Warren Buffett Dropped $10K on His Family for Christmas. They Blew It All … Until He Forced Them to Do This

Billionaire Warren Buffett has long pushed his family to think like investors — especially during times like Christmas. From the early 1980s through the early 1990s, the Berkshire Hathaway chairman handed each family member $10,000 in hundred-dollar bills every December, hoping they’d put the cash to work instead of burning through it.

NEW YORK, NY – JANUARY 19: Warren Buffett attends ‘Becoming Warren Buffett’ World Premiere at The Museum of Modern Art on January 19, 2017 in New York City. (Photo by Jamie McCarthy/Getty Images)

But that wasn’t exactly how things went.

Here’s What Happened

His former daughter-in-law Mary Buffett, who was married to his son Peter from 1980 to 1993, recalled in a 2019 ThinkAdvisor interview (republished by Benzinga in 2025) that the holiday gifts rarely lasted long. “As soon as we got home, we’d spend it, whoo!” she said.

So he changed the rules.

The $10,000 stayed the same, but it now came in the form of stock — starting with shares linked to a Coca-Cola trust — turning Christmas morning into an annual lesson in compounding.

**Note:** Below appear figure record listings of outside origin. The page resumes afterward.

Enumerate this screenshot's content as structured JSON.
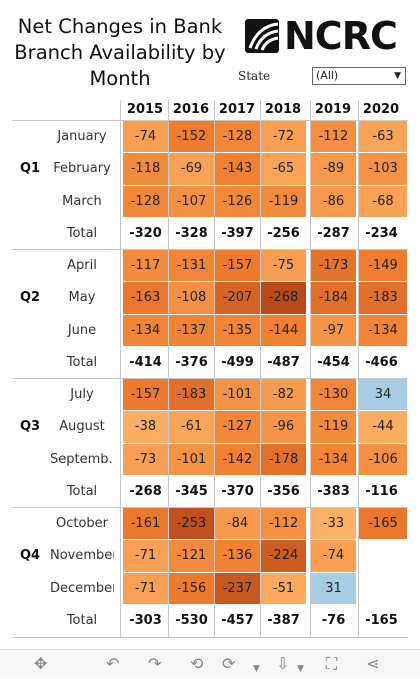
{
  "title": "Net Changes in Bank Branch Availability by Month",
  "brand": "NCRC",
  "filter": {
    "label": "State",
    "value": "(All)"
  },
  "years": [
    "2015",
    "2016",
    "2017",
    "2018",
    "2019",
    "2020"
  ],
  "total_label": "Total",
  "chart_data": {
    "type": "table",
    "quarters": [
      {
        "label": "Q1",
        "months": [
          {
            "name": "January",
            "values": [
              -74,
              -152,
              -128,
              -72,
              -112,
              -63
            ]
          },
          {
            "name": "February",
            "values": [
              -118,
              -69,
              -143,
              -65,
              -89,
              -103
            ]
          },
          {
            "name": "March",
            "values": [
              -128,
              -107,
              -126,
              -119,
              -86,
              -68
            ]
          }
        ],
        "totals": [
          -320,
          -328,
          -397,
          -256,
          -287,
          -234
        ]
      },
      {
        "label": "Q2",
        "months": [
          {
            "name": "April",
            "values": [
              -117,
              -131,
              -157,
              -75,
              -173,
              -149
            ]
          },
          {
            "name": "May",
            "values": [
              -163,
              -108,
              -207,
              -268,
              -184,
              -183
            ]
          },
          {
            "name": "June",
            "values": [
              -134,
              -137,
              -135,
              -144,
              -97,
              -134
            ]
          }
        ],
        "totals": [
          -414,
          -376,
          -499,
          -487,
          -454,
          -466
        ]
      },
      {
        "label": "Q3",
        "months": [
          {
            "name": "July",
            "values": [
              -157,
              -183,
              -101,
              -82,
              -130,
              34
            ]
          },
          {
            "name": "August",
            "values": [
              -38,
              -61,
              -127,
              -96,
              -119,
              -44
            ]
          },
          {
            "name": "Septemb..",
            "values": [
              -73,
              -101,
              -142,
              -178,
              -134,
              -106
            ]
          }
        ],
        "totals": [
          -268,
          -345,
          -370,
          -356,
          -383,
          -116
        ]
      },
      {
        "label": "Q4",
        "months": [
          {
            "name": "October",
            "values": [
              -161,
              -253,
              -84,
              -112,
              -33,
              -165
            ]
          },
          {
            "name": "November",
            "values": [
              -71,
              -121,
              -136,
              -224,
              -74,
              null
            ]
          },
          {
            "name": "December",
            "values": [
              -71,
              -156,
              -237,
              -51,
              31,
              null
            ]
          }
        ],
        "totals": [
          -303,
          -530,
          -457,
          -387,
          -76,
          -165
        ]
      }
    ]
  },
  "colors": {
    "positive": "#a6cde3",
    "negative_light": "#fdb267",
    "negative_mid": "#f07d2e",
    "negative_dark": "#b84a1b",
    "grid": "#c8c8c8"
  },
  "toolbar_icons": [
    "drag-icon",
    "undo-icon",
    "redo-icon",
    "revert-icon",
    "download-icon",
    "fullscreen-icon",
    "share-icon"
  ]
}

Mary kept hers, later saying, “I thought, ‘Well, [this stock] is worth more than $10,000.’ So I kept it, and it kept going up.”

The next year, Buffett gave the family stock in Wells Fargo in 1990, 10,000 shares, which today, if they were to hold on to those shares worth $10,000 it would about $850,000 today, not including dividends – Wells Fargo traded around $1 a share in 1990; today it’s near $85.

“Then, every year when he’d give us stock — Wells Fargo being one of them — I would just buy more of it because I knew it was going to go up,” Mary said.

Mary described Buffett as an investing obsessive, saying, “That’s all he talked about!” His inner circle mirrored the fixation.

All of Warren’s friends were businesspeople from major companies who gathered with the family at the holidays in Laguna Beach, California, “and they’d all talk about companies. Investing was the only thing Warren ever talked about!”

The Observer (once known as the New York Observer) reported that Mary didn’t give Warren a traditional gift, since he had zero need or desire for material things. Instead, she got creative: newly married, she handed him the balance sheet of the music company she ran with his son Peter, proving the business was profitable, a gesture he absolutely loved.

Even after their marriage ended in 1993, Mary held on to the lessons she learned from Warren, going on to co-found a number of businesses, including the investment firm Sanford DeLand and the Buffett Online School.

She also teaches business and finance classes at UCLA and other universities in California.